The bots probably aren’t going to kill you, but they’re probably not going to save you, either.
Linguist Bender and sociologist Hanna, the founders of a merrily debunking podcast about all things AI, write that there’s hoopla aplenty about how AI will make our lives better—or perhaps worse. In an opening salvo, they write, gamely, “each time we think we’ve reached peak AI hype—the summit of bullshit mountain—we discover there’s worse to come.” There are real concerns, of course, especially for people of color, whom AI facial recognition algorithms are altogether too likely to identify as crime suspects and who are likely to be judged risky candidates for pretrial release if they’ve been charged. Those “daily harms being done in its name” are more profound than a feared robot apocalypse, as are other sequelae of AI: the replacement of human workers with machines, the shredding of career tracks with gig work, the collapse of creative industries. (Actually, the authors add, AI probably won’t replace your job, “but it will make your job a lot shittier.”) Those holding that AI promises a shining future for all are selling just as much of a bill of goods as the doomsayers.
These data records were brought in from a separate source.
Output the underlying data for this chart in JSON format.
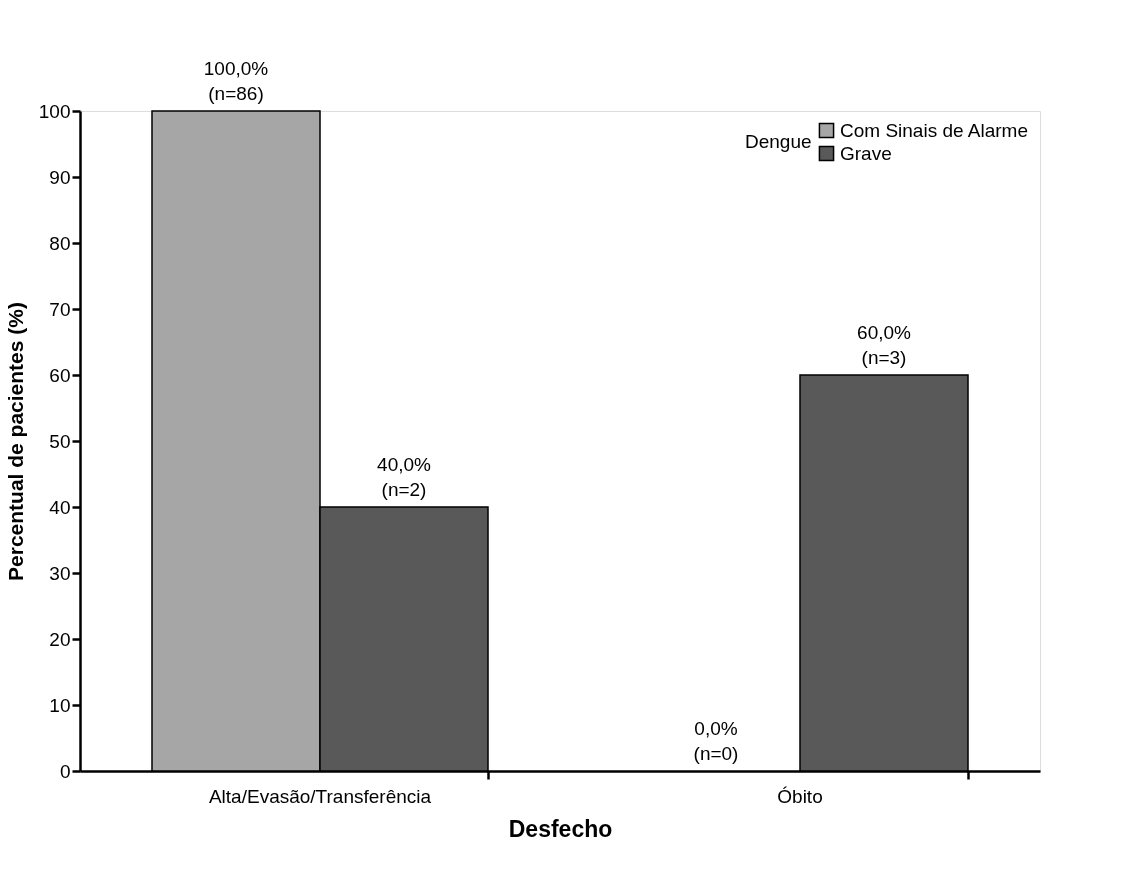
{
  "chart_data": {
    "type": "bar",
    "xlabel": "Desfecho",
    "ylabel": "Percentual de pacientes (%)",
    "legend_title": "Dengue",
    "legend": "top right",
    "grid": false,
    "categories": [
      "Alta/Evasão/Transferência",
      "Óbito"
    ],
    "series": [
      {
        "name": "Com Sinais de Alarme",
        "color": "#a6a6a6",
        "values": [
          100,
          0
        ],
        "value_labels": [
          "100,0%\n(n=86)",
          "0,0%\n(n=0)"
        ]
      },
      {
        "name": "Grave",
        "color": "#595959",
        "values": [
          40,
          60
        ],
        "value_labels": [
          "40,0%\n(n=2)",
          "60,0%\n(n=3)"
        ]
      }
    ],
    "ylim": [
      0,
      100
    ],
    "yticks": [
      0,
      10,
      20,
      30,
      40,
      50,
      60,
      70,
      80,
      90,
      100
    ]
  }
}
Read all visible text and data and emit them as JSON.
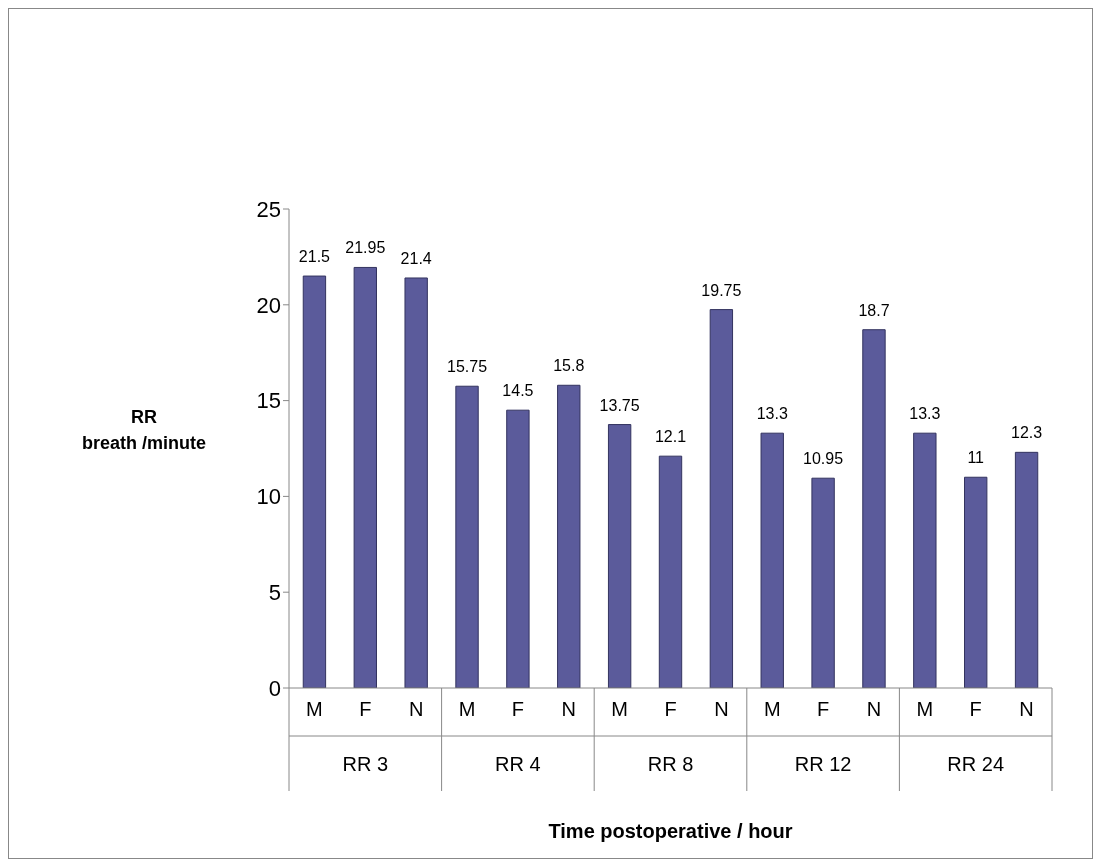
{
  "chart_data": {
    "type": "bar",
    "ylabel": "RR\nbreath /minute",
    "xlabel": "Time postoperative / hour",
    "categories": [
      "M",
      "F",
      "N",
      "M",
      "F",
      "N",
      "M",
      "F",
      "N",
      "M",
      "F",
      "N",
      "M",
      "F",
      "N"
    ],
    "annotations": [
      "RR 3",
      "RR 4",
      "RR 8",
      "RR 12",
      "RR 24"
    ],
    "values": [
      21.5,
      21.95,
      21.4,
      15.75,
      14.5,
      15.8,
      13.75,
      12.1,
      19.75,
      13.3,
      10.95,
      18.7,
      13.3,
      11,
      12.3
    ],
    "color": "#5b5b9b",
    "ylim": [
      0,
      25
    ],
    "yticks": [
      0,
      5,
      10,
      15,
      20,
      25
    ],
    "data_labels": true,
    "grid": false,
    "legend": false
  }
}
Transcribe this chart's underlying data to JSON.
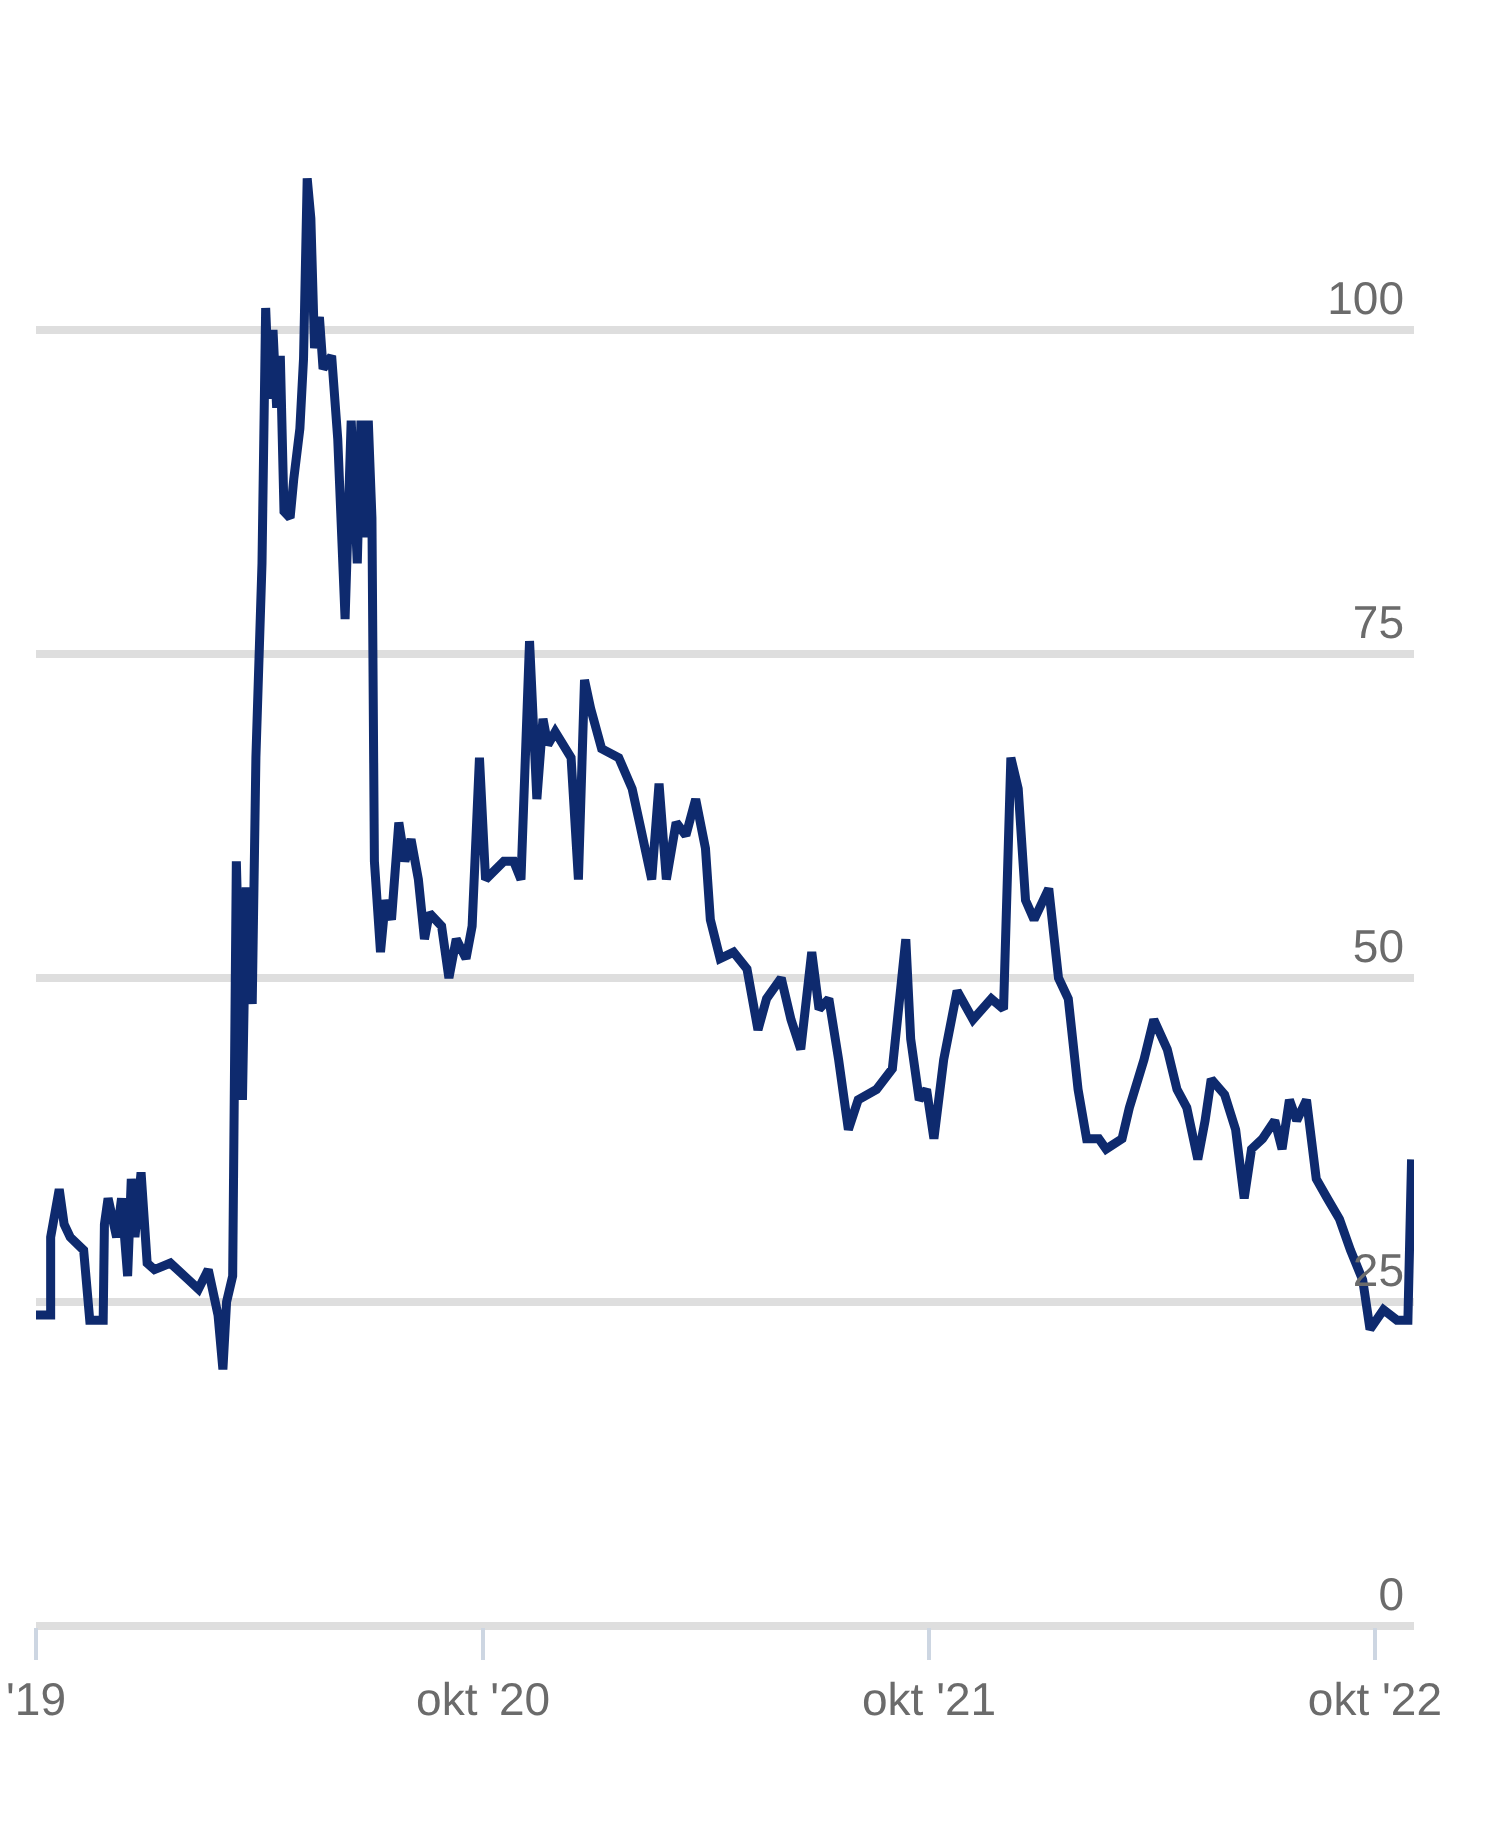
{
  "chart_data": {
    "type": "line",
    "x": [
      "2019-10-01",
      "2019-10-13",
      "2019-10-13",
      "2019-10-20",
      "2019-10-24",
      "2019-10-29",
      "2019-11-09",
      "2019-11-14",
      "2019-11-25",
      "2019-11-26",
      "2019-11-29",
      "2019-12-06",
      "2019-12-10",
      "2019-12-15",
      "2019-12-18",
      "2019-12-21",
      "2019-12-26",
      "2019-12-31",
      "2020-01-06",
      "2020-01-19",
      "2020-02-03",
      "2020-02-11",
      "2020-02-19",
      "2020-02-27",
      "2020-03-02",
      "2020-03-05",
      "2020-03-10",
      "2020-03-13",
      "2020-03-18",
      "2020-03-21",
      "2020-03-26",
      "2020-03-29",
      "2020-04-03",
      "2020-04-06",
      "2020-04-09",
      "2020-04-12",
      "2020-04-15",
      "2020-04-18",
      "2020-04-21",
      "2020-04-26",
      "2020-04-29",
      "2020-05-04",
      "2020-05-07",
      "2020-05-10",
      "2020-05-13",
      "2020-05-16",
      "2020-05-20",
      "2020-05-23",
      "2020-05-30",
      "2020-06-04",
      "2020-06-10",
      "2020-06-15",
      "2020-06-20",
      "2020-06-23",
      "2020-06-26",
      "2020-06-29",
      "2020-07-02",
      "2020-07-04",
      "2020-07-09",
      "2020-07-13",
      "2020-07-18",
      "2020-07-24",
      "2020-07-29",
      "2020-08-03",
      "2020-08-09",
      "2020-08-14",
      "2020-08-18",
      "2020-08-28",
      "2020-09-03",
      "2020-09-09",
      "2020-09-17",
      "2020-09-22",
      "2020-09-28",
      "2020-10-03",
      "2020-10-18",
      "2020-10-26",
      "2020-11-01",
      "2020-11-08",
      "2020-11-14",
      "2020-11-19",
      "2020-11-23",
      "2020-11-29",
      "2020-12-12",
      "2020-12-18",
      "2020-12-23",
      "2020-12-28",
      "2021-01-06",
      "2021-01-20",
      "2021-01-31",
      "2021-02-06",
      "2021-02-16",
      "2021-02-22",
      "2021-02-28",
      "2021-03-08",
      "2021-03-16",
      "2021-03-24",
      "2021-04-01",
      "2021-04-05",
      "2021-04-13",
      "2021-04-24",
      "2021-05-05",
      "2021-05-14",
      "2021-05-21",
      "2021-06-02",
      "2021-06-10",
      "2021-06-18",
      "2021-06-27",
      "2021-07-03",
      "2021-07-11",
      "2021-07-19",
      "2021-07-27",
      "2021-08-04",
      "2021-08-19",
      "2021-09-01",
      "2021-09-12",
      "2021-09-16",
      "2021-09-23",
      "2021-09-29",
      "2021-10-05",
      "2021-10-13",
      "2021-10-24",
      "2021-11-06",
      "2021-11-21",
      "2021-12-01",
      "2021-12-07",
      "2021-12-13",
      "2021-12-19",
      "2021-12-26",
      "2022-01-07",
      "2022-01-15",
      "2022-01-23",
      "2022-01-31",
      "2022-02-07",
      "2022-02-17",
      "2022-02-23",
      "2022-03-08",
      "2022-03-14",
      "2022-03-26",
      "2022-04-03",
      "2022-04-14",
      "2022-04-22",
      "2022-04-30",
      "2022-05-09",
      "2022-05-15",
      "2022-05-20",
      "2022-05-31",
      "2022-06-09",
      "2022-06-16",
      "2022-06-22",
      "2022-07-01",
      "2022-07-11",
      "2022-07-17",
      "2022-07-23",
      "2022-07-29",
      "2022-08-06",
      "2022-08-14",
      "2022-08-23",
      "2022-09-02",
      "2022-09-11",
      "2022-09-21",
      "2022-09-27",
      "2022-10-08",
      "2022-10-19",
      "2022-10-28",
      "2022-10-31"
    ],
    "series": [
      {
        "color": "#0e2a6e",
        "values": [
          24,
          24,
          30,
          33.7,
          31,
          30,
          29,
          23.6,
          23.6,
          31,
          33,
          30,
          33,
          27,
          34.5,
          30,
          35,
          28,
          27.5,
          28,
          26.7,
          26,
          27.5,
          24,
          19.8,
          25,
          27,
          59,
          40.6,
          57,
          48,
          67,
          82,
          101.7,
          94.7,
          100,
          94,
          98,
          86,
          85.5,
          88.5,
          92.4,
          97.8,
          111.7,
          108.6,
          98.6,
          101,
          97,
          98,
          91.6,
          77.7,
          93,
          82,
          93,
          84,
          93,
          85.5,
          59,
          52,
          56,
          54.5,
          62,
          59,
          60.7,
          57.6,
          53,
          55,
          54,
          50,
          53,
          51.5,
          54,
          67,
          57.6,
          59,
          59,
          57.6,
          76,
          63.8,
          70,
          68,
          69,
          67,
          57.6,
          73,
          70.8,
          67.7,
          67,
          64.6,
          62,
          57.6,
          65,
          57.6,
          62,
          61,
          63.8,
          60,
          54.5,
          51.5,
          52,
          50.7,
          46,
          48.4,
          50,
          46.8,
          44.5,
          52,
          47.6,
          48.4,
          43.7,
          38.3,
          40.6,
          41.4,
          43,
          53,
          45.3,
          40.6,
          41.4,
          37.6,
          43.7,
          49,
          46.8,
          48.4,
          47.6,
          67,
          64.6,
          56,
          54.5,
          56.9,
          50,
          48.4,
          41.4,
          37.6,
          37.6,
          36.8,
          37.6,
          40,
          43.7,
          46.8,
          44.5,
          41.4,
          40,
          36,
          39,
          42.2,
          41,
          38.3,
          33,
          36.8,
          37.6,
          39,
          36.8,
          40.6,
          39,
          40.6,
          34.5,
          33,
          31.4,
          29,
          26.7,
          22.9,
          24.4,
          23.6,
          23.6,
          36
        ]
      }
    ],
    "xlim": [
      "2019-10-01",
      "2022-11-02"
    ],
    "xticks": [
      {
        "value": "2019-10-01",
        "label": "'19"
      },
      {
        "value": "2020-10-01",
        "label": "okt '20"
      },
      {
        "value": "2021-10-01",
        "label": "okt '21"
      },
      {
        "value": "2022-10-01",
        "label": "okt '22"
      }
    ],
    "ylim": [
      0,
      125
    ],
    "yticks": [
      0,
      25,
      50,
      75,
      100,
      {
        "value": 125,
        "label": null
      }
    ],
    "grid": "y",
    "marker": "none",
    "line_style": "solid"
  }
}
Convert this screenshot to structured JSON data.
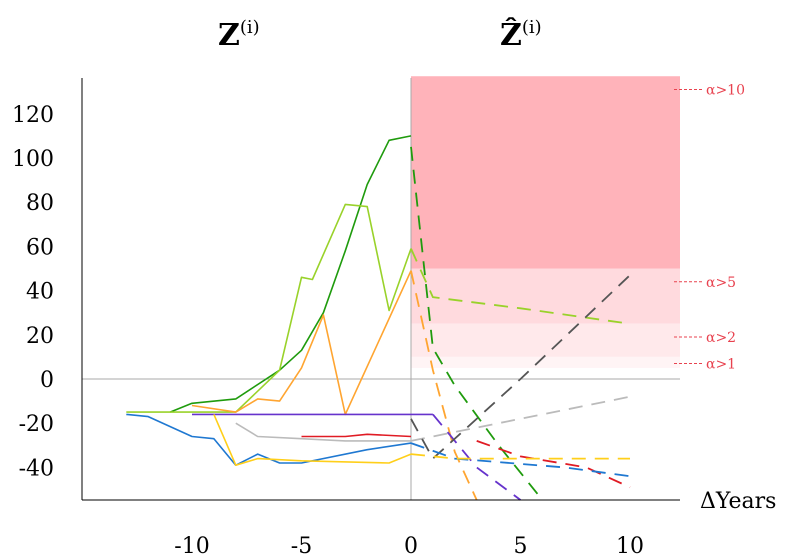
{
  "chart_data": {
    "type": "line",
    "titles": {
      "left": "Z",
      "left_superscript": "(i)",
      "right": "Ẑ",
      "right_superscript": "(i)"
    },
    "xlabel": "ΔYears",
    "ylabel": "",
    "xlim": [
      -15,
      12
    ],
    "ylim": [
      -55,
      137
    ],
    "x_ticks": [
      {
        "value": -10,
        "label": "-10"
      },
      {
        "value": -5,
        "label": "-5"
      },
      {
        "value": 0,
        "label": "0"
      },
      {
        "value": 5,
        "label": "5"
      },
      {
        "value": 10,
        "label": "10"
      }
    ],
    "y_ticks": [
      {
        "value": 120,
        "label": "120"
      },
      {
        "value": 100,
        "label": "100"
      },
      {
        "value": 80,
        "label": "80"
      },
      {
        "value": 60,
        "label": "60"
      },
      {
        "value": 40,
        "label": "40"
      },
      {
        "value": 20,
        "label": "20"
      },
      {
        "value": 0,
        "label": "0"
      },
      {
        "value": -20,
        "label": "-20"
      },
      {
        "value": -40,
        "label": "-40"
      }
    ],
    "zones": [
      {
        "label": "α>10",
        "from": 50,
        "to": 137,
        "color": "#ffb3ba",
        "label_value": 131
      },
      {
        "label": "α>5",
        "from": 25,
        "to": 50,
        "color": "#ffdade",
        "label_value": 44
      },
      {
        "label": "α>2",
        "from": 10,
        "to": 25,
        "color": "#ffe9eb",
        "label_value": 19
      },
      {
        "label": "α>1",
        "from": 5,
        "to": 10,
        "color": "#fff4f5",
        "label_value": 7
      }
    ],
    "zone_label_color": "#e8424f",
    "series": [
      {
        "color": "#1f9b0d",
        "observed": [
          [
            -11,
            -15
          ],
          [
            -10,
            -11
          ],
          [
            -8,
            -9
          ],
          [
            -6,
            4
          ],
          [
            -5,
            13
          ],
          [
            -4,
            30
          ],
          [
            -3,
            58
          ],
          [
            -2,
            88
          ],
          [
            -1,
            108
          ],
          [
            0,
            110
          ]
        ],
        "predicted": [
          [
            0,
            105
          ],
          [
            1,
            14
          ],
          [
            2,
            -3
          ],
          [
            4,
            -30
          ],
          [
            6,
            -55
          ]
        ]
      },
      {
        "color": "#99d22a",
        "observed": [
          [
            -13,
            -15
          ],
          [
            -9,
            -15
          ],
          [
            -8,
            -15
          ],
          [
            -6,
            4
          ],
          [
            -5,
            46
          ],
          [
            -4.5,
            45
          ],
          [
            -3,
            79
          ],
          [
            -2,
            78
          ],
          [
            -1,
            31
          ],
          [
            0,
            59
          ]
        ],
        "predicted": [
          [
            0,
            59
          ],
          [
            1,
            37
          ],
          [
            5,
            32
          ],
          [
            10,
            25
          ]
        ]
      },
      {
        "color": "#ffa531",
        "observed": [
          [
            -10,
            -12
          ],
          [
            -8,
            -15
          ],
          [
            -7,
            -9
          ],
          [
            -6,
            -10
          ],
          [
            -5,
            5
          ],
          [
            -4,
            29
          ],
          [
            -3,
            -16
          ],
          [
            0,
            49
          ]
        ],
        "predicted": [
          [
            0,
            49
          ],
          [
            1,
            4
          ],
          [
            2,
            -33
          ],
          [
            3,
            -55
          ]
        ]
      },
      {
        "color": "#6633cc",
        "observed": [
          [
            -10,
            -16
          ],
          [
            -6,
            -16
          ],
          [
            -3,
            -16
          ],
          [
            0,
            -16
          ],
          [
            1,
            -16
          ]
        ],
        "predicted": [
          [
            1,
            -16
          ],
          [
            3,
            -40
          ],
          [
            5,
            -55
          ]
        ]
      },
      {
        "color": "#bbbbbb",
        "observed": [
          [
            -8,
            -20
          ],
          [
            -7,
            -26
          ],
          [
            -5,
            -27
          ],
          [
            -3,
            -28
          ],
          [
            0,
            -28
          ]
        ],
        "predicted": [
          [
            0,
            -28
          ],
          [
            2,
            -24
          ],
          [
            6,
            -16
          ],
          [
            10,
            -8
          ]
        ]
      },
      {
        "color": "#555555",
        "observed": [],
        "predicted": [
          [
            0,
            -18
          ],
          [
            1,
            -36
          ],
          [
            5,
            0
          ],
          [
            10,
            47
          ]
        ]
      },
      {
        "color": "#e01b24",
        "observed": [
          [
            -5,
            -26
          ],
          [
            -3,
            -26
          ],
          [
            -2,
            -25
          ],
          [
            0,
            -26
          ]
        ],
        "predicted": [
          [
            3,
            -28
          ],
          [
            5,
            -35
          ],
          [
            8,
            -40
          ],
          [
            10,
            -49
          ]
        ]
      },
      {
        "color": "#1f78d1",
        "observed": [
          [
            -13,
            -16
          ],
          [
            -12,
            -17
          ],
          [
            -10,
            -26
          ],
          [
            -9,
            -27
          ],
          [
            -8,
            -39
          ],
          [
            -7,
            -34
          ],
          [
            -6,
            -38
          ],
          [
            -5,
            -38
          ],
          [
            -2,
            -32
          ],
          [
            0,
            -29
          ]
        ],
        "predicted": [
          [
            0,
            -29
          ],
          [
            2,
            -36
          ],
          [
            7,
            -40
          ],
          [
            10,
            -44
          ]
        ]
      },
      {
        "color": "#ffcf1a",
        "observed": [
          [
            -9,
            -16
          ],
          [
            -8,
            -39
          ],
          [
            -7,
            -36
          ],
          [
            -5,
            -37
          ],
          [
            -1,
            -38
          ],
          [
            0,
            -34
          ]
        ],
        "predicted": [
          [
            0,
            -34
          ],
          [
            2,
            -36
          ],
          [
            10,
            -36
          ]
        ]
      }
    ]
  }
}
AI—or, better, its antecedent, machine learning—has done some useful things along the way, the authors allow, but on a relatively modest scale: spell-checking, for instance, and advances in medical image processing. Those who buy into the end-of-the-rainbow stuff are courting trouble, they add, such as a lawyer who let ChatGPT write a brief for him that turned out to be so full of holes as to land him in front of a judge. The con of which they write is more comprehensive still, though, based on errant machine-driven financial speculation, data and IP theft, the deprecation of human skills, and other clear and present dangers.
A refreshingly contrarian take on AI and the clouds of hyperbole surrounding it.